What potential therapeutic strategies could target bovine SLC25A26?

Based on current understanding of SLC25A26 function and its role in disease, several therapeutic strategies could be considered:

• For Mitochondrial Diseases (COXPD28):

  • SAM supplementation: May bypass transport defects in specific variants

  • Targeted methylation support: Provide alternative methyl donors

  • Mitochondrial enhancers: CoQ10, lipoic acid supplementation to address downstream deficiencies

  • Gene therapy: Delivery of functional SLC25A26 to affected tissues

• For Cancer Applications:

  • Context-dependent approaches based on cancer type:

    • SLC25A26 inhibitors: For cancers where high expression promotes growth

    • SLC25A26 activators: For cancers exploiting low SLC25A26 expression

  • Combined approaches: SLC25A26 modulation with chemotherapy (e.g., cisplatin)

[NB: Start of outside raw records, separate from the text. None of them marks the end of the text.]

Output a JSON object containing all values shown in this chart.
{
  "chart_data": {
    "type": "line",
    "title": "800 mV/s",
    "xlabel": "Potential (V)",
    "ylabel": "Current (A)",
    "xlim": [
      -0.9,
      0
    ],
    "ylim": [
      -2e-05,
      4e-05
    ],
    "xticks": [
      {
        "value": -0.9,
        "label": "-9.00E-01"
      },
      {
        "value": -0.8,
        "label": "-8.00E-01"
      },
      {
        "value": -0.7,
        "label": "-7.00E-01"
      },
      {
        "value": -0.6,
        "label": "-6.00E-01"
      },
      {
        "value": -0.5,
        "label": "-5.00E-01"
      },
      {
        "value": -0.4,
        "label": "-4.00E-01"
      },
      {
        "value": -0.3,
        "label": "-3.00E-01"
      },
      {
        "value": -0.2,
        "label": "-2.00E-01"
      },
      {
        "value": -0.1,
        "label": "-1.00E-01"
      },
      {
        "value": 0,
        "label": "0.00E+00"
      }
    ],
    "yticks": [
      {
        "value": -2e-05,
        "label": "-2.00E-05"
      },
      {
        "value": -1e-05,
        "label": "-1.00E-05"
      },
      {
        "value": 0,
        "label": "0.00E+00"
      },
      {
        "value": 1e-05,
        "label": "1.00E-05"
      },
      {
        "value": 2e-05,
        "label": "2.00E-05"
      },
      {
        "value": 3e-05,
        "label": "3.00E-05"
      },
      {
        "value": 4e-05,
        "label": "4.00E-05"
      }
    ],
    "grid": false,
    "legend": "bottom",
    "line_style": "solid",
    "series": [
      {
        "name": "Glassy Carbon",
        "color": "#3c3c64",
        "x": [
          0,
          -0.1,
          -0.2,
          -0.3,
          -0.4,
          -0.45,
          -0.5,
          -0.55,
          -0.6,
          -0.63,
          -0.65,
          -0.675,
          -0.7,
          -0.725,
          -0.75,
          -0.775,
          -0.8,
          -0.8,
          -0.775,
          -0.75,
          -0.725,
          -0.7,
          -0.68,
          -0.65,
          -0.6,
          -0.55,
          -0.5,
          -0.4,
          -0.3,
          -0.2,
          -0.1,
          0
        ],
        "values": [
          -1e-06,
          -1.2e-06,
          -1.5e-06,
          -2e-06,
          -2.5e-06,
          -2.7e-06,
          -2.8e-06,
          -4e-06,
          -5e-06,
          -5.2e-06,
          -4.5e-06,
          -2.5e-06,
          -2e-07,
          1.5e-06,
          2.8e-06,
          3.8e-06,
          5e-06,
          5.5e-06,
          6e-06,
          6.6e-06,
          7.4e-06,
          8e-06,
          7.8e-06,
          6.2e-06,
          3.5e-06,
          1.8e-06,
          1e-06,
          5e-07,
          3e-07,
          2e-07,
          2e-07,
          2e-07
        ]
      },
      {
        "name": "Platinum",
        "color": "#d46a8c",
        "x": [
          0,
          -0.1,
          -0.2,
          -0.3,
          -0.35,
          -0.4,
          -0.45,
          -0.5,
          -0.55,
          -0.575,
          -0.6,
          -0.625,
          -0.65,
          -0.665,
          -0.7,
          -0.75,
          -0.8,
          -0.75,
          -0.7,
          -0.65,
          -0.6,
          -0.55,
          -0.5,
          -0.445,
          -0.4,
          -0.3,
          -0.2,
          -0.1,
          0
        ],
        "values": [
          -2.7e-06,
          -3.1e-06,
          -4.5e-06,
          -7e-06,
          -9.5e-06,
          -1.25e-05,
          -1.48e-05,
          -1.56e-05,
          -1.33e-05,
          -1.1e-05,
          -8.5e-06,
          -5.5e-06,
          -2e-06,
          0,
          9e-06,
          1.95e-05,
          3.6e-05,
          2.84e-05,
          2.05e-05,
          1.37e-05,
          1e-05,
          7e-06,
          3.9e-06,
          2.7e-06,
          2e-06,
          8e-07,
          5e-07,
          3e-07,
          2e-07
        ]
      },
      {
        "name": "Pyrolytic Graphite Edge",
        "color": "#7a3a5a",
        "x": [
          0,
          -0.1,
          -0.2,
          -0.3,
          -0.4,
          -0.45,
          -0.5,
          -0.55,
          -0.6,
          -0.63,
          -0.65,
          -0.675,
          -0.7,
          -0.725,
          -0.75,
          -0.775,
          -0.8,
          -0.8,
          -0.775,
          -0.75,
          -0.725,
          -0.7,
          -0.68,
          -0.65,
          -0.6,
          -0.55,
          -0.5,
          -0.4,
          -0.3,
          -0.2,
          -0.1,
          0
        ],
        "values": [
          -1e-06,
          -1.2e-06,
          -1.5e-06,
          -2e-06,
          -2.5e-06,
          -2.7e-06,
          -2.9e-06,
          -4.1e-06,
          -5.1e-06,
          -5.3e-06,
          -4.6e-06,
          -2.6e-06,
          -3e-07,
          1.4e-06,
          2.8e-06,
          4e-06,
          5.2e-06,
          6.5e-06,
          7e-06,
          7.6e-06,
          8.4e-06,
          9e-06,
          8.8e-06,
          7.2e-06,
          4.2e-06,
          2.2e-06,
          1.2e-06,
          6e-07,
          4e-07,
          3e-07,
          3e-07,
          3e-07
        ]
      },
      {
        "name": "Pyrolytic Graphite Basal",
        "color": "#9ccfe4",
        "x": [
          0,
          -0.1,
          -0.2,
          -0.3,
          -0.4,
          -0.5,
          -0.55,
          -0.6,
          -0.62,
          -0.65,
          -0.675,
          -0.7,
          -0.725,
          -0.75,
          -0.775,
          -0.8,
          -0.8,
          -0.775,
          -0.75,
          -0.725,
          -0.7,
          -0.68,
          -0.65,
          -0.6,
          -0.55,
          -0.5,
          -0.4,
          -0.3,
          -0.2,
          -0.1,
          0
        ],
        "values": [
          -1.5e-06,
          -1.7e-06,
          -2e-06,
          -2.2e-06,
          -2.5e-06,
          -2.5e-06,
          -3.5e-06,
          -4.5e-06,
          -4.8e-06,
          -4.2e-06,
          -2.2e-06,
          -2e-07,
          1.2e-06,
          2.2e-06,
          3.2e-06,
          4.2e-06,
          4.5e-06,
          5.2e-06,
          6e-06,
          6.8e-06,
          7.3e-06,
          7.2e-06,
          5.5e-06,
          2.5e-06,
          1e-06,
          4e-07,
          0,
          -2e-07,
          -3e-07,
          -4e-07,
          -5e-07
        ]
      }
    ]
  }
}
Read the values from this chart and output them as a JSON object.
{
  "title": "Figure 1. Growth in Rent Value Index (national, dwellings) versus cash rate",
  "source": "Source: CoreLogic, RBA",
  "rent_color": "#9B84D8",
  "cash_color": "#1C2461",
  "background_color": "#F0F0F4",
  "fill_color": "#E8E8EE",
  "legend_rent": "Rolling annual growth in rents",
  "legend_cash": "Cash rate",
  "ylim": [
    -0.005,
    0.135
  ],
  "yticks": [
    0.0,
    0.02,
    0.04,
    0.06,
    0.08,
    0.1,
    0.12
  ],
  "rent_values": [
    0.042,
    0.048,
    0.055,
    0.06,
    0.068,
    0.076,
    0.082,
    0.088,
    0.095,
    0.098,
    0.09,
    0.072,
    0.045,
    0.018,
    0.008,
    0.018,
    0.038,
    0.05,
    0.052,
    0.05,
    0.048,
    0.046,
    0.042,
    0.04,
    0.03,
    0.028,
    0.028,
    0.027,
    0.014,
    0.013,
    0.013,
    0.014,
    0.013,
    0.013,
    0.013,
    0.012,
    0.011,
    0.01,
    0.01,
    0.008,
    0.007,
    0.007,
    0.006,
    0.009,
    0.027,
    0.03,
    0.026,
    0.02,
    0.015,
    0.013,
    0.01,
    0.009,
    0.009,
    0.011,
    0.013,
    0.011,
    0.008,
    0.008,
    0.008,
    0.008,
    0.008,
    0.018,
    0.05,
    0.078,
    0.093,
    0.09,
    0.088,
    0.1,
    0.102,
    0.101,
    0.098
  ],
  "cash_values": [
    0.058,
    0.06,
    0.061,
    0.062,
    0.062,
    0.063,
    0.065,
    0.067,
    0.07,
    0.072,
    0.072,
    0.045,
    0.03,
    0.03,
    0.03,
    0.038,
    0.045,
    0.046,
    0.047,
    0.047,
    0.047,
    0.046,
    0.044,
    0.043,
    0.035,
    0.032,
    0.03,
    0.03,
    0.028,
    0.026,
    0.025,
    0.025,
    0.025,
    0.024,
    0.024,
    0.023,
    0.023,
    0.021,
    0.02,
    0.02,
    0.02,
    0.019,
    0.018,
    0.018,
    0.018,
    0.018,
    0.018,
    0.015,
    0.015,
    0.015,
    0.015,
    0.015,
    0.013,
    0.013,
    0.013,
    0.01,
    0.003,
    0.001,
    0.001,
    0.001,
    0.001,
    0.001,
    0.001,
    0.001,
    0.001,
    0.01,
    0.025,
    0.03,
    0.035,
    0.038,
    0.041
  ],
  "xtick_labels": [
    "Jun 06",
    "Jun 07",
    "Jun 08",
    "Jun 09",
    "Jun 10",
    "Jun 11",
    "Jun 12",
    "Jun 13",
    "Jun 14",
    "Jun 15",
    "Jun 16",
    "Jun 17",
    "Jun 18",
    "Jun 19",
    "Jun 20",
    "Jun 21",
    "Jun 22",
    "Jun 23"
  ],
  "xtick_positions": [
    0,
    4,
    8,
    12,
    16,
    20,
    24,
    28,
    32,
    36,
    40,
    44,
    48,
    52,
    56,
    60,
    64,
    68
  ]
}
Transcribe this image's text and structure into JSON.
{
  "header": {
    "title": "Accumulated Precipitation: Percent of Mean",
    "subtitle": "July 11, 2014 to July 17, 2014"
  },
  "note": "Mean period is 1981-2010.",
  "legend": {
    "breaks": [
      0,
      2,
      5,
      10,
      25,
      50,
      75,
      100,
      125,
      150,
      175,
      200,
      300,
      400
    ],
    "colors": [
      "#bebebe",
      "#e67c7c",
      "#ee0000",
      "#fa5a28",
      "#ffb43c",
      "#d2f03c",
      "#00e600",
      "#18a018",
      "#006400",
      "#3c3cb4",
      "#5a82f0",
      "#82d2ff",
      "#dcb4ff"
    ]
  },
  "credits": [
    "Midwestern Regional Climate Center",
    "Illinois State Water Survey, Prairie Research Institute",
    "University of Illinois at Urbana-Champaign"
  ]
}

  • Metabolic interventions: Methionine restriction coupled with SLC25A26 upregulation

• Known Modulators:

  • Inhibitors: Tannic acid, Bromocresol Purple (known to inhibit human SAMC)

  • Activators: Novel copper complex CTB (shown to upregulate SLC25A26 expression)

• Potential Screening Approaches:

  • High-throughput transport assays using reconstituted protein

  • Cell-based reporter systems for SLC25A26 expression

  • Phenotypic screens in disease models

The novel copper complex CTB has demonstrated anti-hepatocellular carcinoma effects by upregulating SLC25A26 expression in mice , while SLC25A26 knockout in colorectal cancer cells led to tumor regression . These findings highlight the therapeutic potential of targeting this transporter in specific cancer contexts.